Fashion is an economically important but highly contaminating industry. The industry emits 5% of global greenhouse gasses, produces 20% of wastewater and is a major contributor to microplastics ending up in the ocean. Making the fashion industry more sustainable is a massive and important challenge.
Cotton, a frequently used material in the fashion industry, consists mainly of cellulose. Trees also produce cellulose. Marc Palahí, director of the European Forest Institute, explains in the Financial Times video that “wood is the only significant alternative for the textile industry”. By replacing cotton with bio-based textile fibres coming from sustainably managed forests, consumer hunger for fashion could support forests’ biodiversity conservation and carbon sink properties.
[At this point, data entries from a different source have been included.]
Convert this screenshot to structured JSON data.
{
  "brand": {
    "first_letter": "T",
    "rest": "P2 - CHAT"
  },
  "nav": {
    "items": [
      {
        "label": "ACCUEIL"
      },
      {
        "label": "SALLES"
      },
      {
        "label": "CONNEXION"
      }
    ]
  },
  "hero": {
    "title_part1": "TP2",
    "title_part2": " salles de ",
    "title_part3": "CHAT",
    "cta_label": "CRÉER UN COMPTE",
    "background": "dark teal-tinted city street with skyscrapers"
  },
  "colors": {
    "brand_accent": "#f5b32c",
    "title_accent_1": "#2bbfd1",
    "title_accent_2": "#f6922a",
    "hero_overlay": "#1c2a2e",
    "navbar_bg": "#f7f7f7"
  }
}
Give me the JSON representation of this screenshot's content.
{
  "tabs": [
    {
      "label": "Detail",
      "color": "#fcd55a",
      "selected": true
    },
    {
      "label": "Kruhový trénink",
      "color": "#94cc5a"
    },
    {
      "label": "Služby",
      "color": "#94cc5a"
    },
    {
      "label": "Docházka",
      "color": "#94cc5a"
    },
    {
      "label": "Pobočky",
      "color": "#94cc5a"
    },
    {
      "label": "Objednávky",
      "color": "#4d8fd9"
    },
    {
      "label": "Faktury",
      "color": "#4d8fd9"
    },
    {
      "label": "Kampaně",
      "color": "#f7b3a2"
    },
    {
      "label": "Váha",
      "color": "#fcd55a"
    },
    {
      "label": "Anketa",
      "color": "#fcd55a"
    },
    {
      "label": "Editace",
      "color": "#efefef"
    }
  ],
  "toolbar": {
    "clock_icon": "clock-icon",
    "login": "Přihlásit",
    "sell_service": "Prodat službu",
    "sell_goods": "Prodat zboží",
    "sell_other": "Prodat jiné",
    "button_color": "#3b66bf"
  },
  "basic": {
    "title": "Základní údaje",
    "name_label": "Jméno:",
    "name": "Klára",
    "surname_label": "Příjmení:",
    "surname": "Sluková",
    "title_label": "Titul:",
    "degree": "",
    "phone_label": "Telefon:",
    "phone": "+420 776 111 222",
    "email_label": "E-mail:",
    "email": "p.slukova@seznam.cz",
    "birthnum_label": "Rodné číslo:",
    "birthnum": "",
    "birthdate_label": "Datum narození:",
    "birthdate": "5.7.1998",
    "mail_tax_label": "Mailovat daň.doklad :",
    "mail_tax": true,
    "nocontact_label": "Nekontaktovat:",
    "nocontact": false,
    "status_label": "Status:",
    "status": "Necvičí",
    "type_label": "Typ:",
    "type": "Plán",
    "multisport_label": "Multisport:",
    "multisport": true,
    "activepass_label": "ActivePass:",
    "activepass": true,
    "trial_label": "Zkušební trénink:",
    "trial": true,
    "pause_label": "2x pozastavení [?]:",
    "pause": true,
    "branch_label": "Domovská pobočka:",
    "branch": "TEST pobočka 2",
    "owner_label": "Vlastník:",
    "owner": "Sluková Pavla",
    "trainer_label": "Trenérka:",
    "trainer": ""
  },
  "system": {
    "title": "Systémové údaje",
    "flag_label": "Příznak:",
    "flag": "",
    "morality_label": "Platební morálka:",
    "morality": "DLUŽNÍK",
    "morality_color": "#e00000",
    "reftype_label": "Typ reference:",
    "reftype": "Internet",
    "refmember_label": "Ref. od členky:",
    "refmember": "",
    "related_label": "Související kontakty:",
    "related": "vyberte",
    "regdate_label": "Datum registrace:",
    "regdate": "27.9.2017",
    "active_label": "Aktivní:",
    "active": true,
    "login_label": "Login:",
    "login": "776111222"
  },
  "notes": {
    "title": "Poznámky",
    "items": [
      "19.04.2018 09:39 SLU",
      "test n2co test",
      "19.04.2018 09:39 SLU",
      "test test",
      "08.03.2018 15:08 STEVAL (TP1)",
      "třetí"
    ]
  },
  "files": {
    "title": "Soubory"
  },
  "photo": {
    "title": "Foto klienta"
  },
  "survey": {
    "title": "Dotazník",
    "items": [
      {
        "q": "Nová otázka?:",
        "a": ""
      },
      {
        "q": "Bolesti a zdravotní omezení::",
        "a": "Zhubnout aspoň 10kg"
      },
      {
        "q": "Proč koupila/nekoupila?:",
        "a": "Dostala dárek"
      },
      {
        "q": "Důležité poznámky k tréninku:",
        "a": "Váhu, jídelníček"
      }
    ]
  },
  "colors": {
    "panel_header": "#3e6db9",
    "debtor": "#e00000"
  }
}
Several companies have started to commercialise such textiles; examples include Lenzing, which commercialises under the name Tencel, and Spinnova, a Finnish start-up that achieved the production of wood-based textiles without using chemicals. As consumer interest in sustainable textiles is on the rise, the pressure is on the value chain to move ahead.
Dr Palahí believes that connecting technology and nature to rethink our economy will be the secret of the 21st century. “With emerging technologies, we can transform wood into a totally new range of innovative, bio-based solutions”. The key for the fashion industry, and indeed industry more widely, is to ensure that both the materials, and the processes used for their transformation, are sustainable.